Flashlights turn out to be an immensely powerful tool in the age of muskets
Another primary dynamic of Alderamin which was an outgrowth of procedural dramas, the buddy cop genre. These two themes have gone hand-in-hand in Japanese cinema going back to Stray Dog. Ikta and his constant companion Yatori fall perfectly into the buddy cop mold of opposites overcoming their differences and learning to work together which is the foundation of any good buddy cop story. Ikta is unique for his strategic brilliance despite wanting nothing to do with being a soldier, with only his concern for his friends driving him to any action beyond spending his days in pursuit of pleasure. Yatori was bred for combat in every sense of the word, relying on his overwhelming martial prowess and instinct to see her through combat and enlisting in the military as a necessary part of living up to her proud lineage of warriors. Although much fo the shared childhood conflict which forms their bond of mutual trust is seen in flashback, making Alderamin something of a sequel to the duo's origin story, the manner in which their opposing styles ultimately complement one another falls perfectly into the genre's niche. Despite their differing motivations and beliefs, they now trust each other with their lives. Their ritual of taking meals sitting back to back is particularly illustrative of their trust in one another to look out for them while they’re at their most vulnerable.

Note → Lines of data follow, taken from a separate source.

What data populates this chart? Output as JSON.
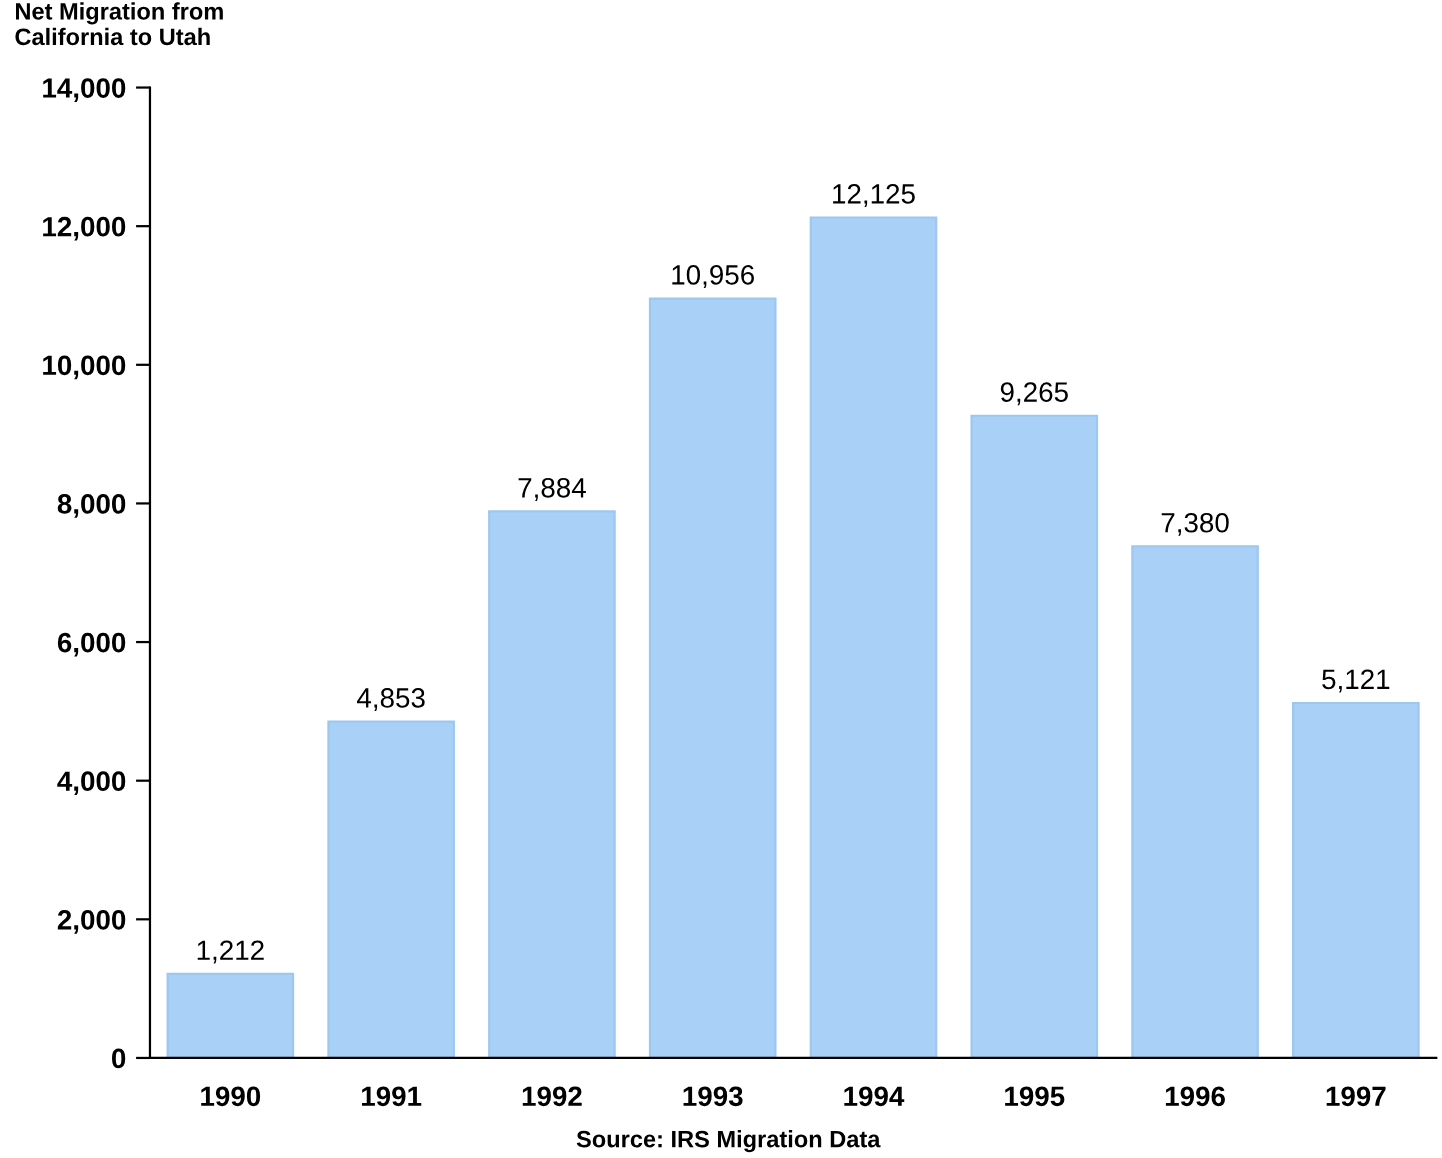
{
  "chart_data": {
    "type": "bar",
    "title": "Net Migration from\nCalifornia to Utah",
    "categories": [
      "1990",
      "1991",
      "1992",
      "1993",
      "1994",
      "1995",
      "1996",
      "1997"
    ],
    "values": [
      1212,
      4853,
      7884,
      10956,
      12125,
      9265,
      7380,
      5121
    ],
    "color": "#a9d1f7",
    "value_labels": [
      "1,212",
      "4,853",
      "7,884",
      "10,956",
      "12,125",
      "9,265",
      "7,380",
      "5,121"
    ],
    "ylim": [
      0,
      14000
    ],
    "yticks": [
      {
        "value": 0,
        "label": "0"
      },
      {
        "value": 2000,
        "label": "2,000"
      },
      {
        "value": 4000,
        "label": "4,000"
      },
      {
        "value": 6000,
        "label": "6,000"
      },
      {
        "value": 8000,
        "label": "8,000"
      },
      {
        "value": 10000,
        "label": "10,000"
      },
      {
        "value": 12000,
        "label": "12,000"
      },
      {
        "value": 14000,
        "label": "14,000"
      }
    ],
    "annotations": [
      "Source: IRS Migration Data"
    ],
    "grid": false,
    "legend": false
  }
}
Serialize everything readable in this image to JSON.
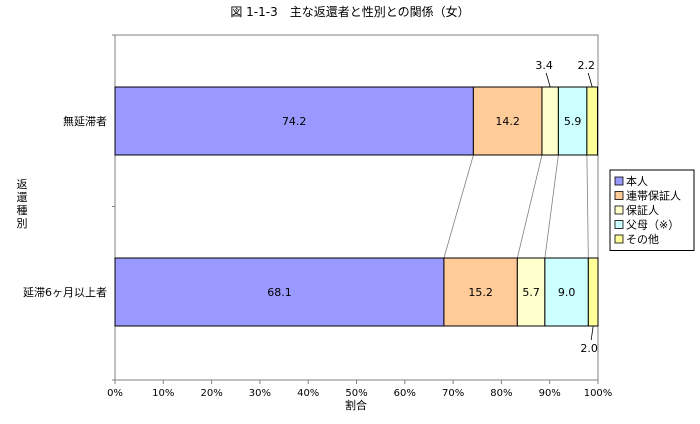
{
  "chart_data": {
    "type": "bar",
    "orientation": "horizontal",
    "stacked": true,
    "title": "図 1-1-3　主な返還者と性別との関係（女）",
    "xlabel": "割合",
    "ylabel": "返還種別",
    "xlim": [
      0,
      100
    ],
    "xticks": [
      "0%",
      "10%",
      "20%",
      "30%",
      "40%",
      "50%",
      "60%",
      "70%",
      "80%",
      "90%",
      "100%"
    ],
    "categories": [
      "無延滞者",
      "延滞6ヶ月以上者"
    ],
    "series": [
      {
        "name": "本人",
        "values": [
          74.2,
          68.1
        ],
        "color": "#9999ff"
      },
      {
        "name": "連帯保証人",
        "values": [
          14.2,
          15.2
        ],
        "color": "#ffcc99"
      },
      {
        "name": "保証人",
        "values": [
          3.4,
          5.7
        ],
        "color": "#ffffcc"
      },
      {
        "name": "父母（※）",
        "values": [
          5.9,
          9.0
        ],
        "color": "#ccffff"
      },
      {
        "name": "その他",
        "values": [
          2.2,
          2.0
        ],
        "color": "#ffff99"
      }
    ],
    "data_labels": [
      [
        "74.2",
        "14.2",
        "3.4",
        "5.9",
        "2.2"
      ],
      [
        "68.1",
        "15.2",
        "5.7",
        "9.0",
        "2.0"
      ]
    ],
    "legend_position": "right",
    "series_lines": true,
    "grid": false
  }
}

It's also a really cool narrative device
In addition to expanding the horizons of these classic genres by introducing them to new concepts and settings, Alderamin caps off the season by introducing subversive elements that set the stage for a second season to take the story to new heights. Where an alternate world opened up new options for the procedural genre, Alderamin looks to take a new direction with the buddy copy dynamic by placing the inseparable allies at odds with one another. Looking forward promises all the intricacies of the present with the possibility of elements of a political thriller based in what could become a very personal conflict. The same oppositional beliefs that Ikta and Yatori have learned to respect in one another may still become the untenable difference that draw them into conflict.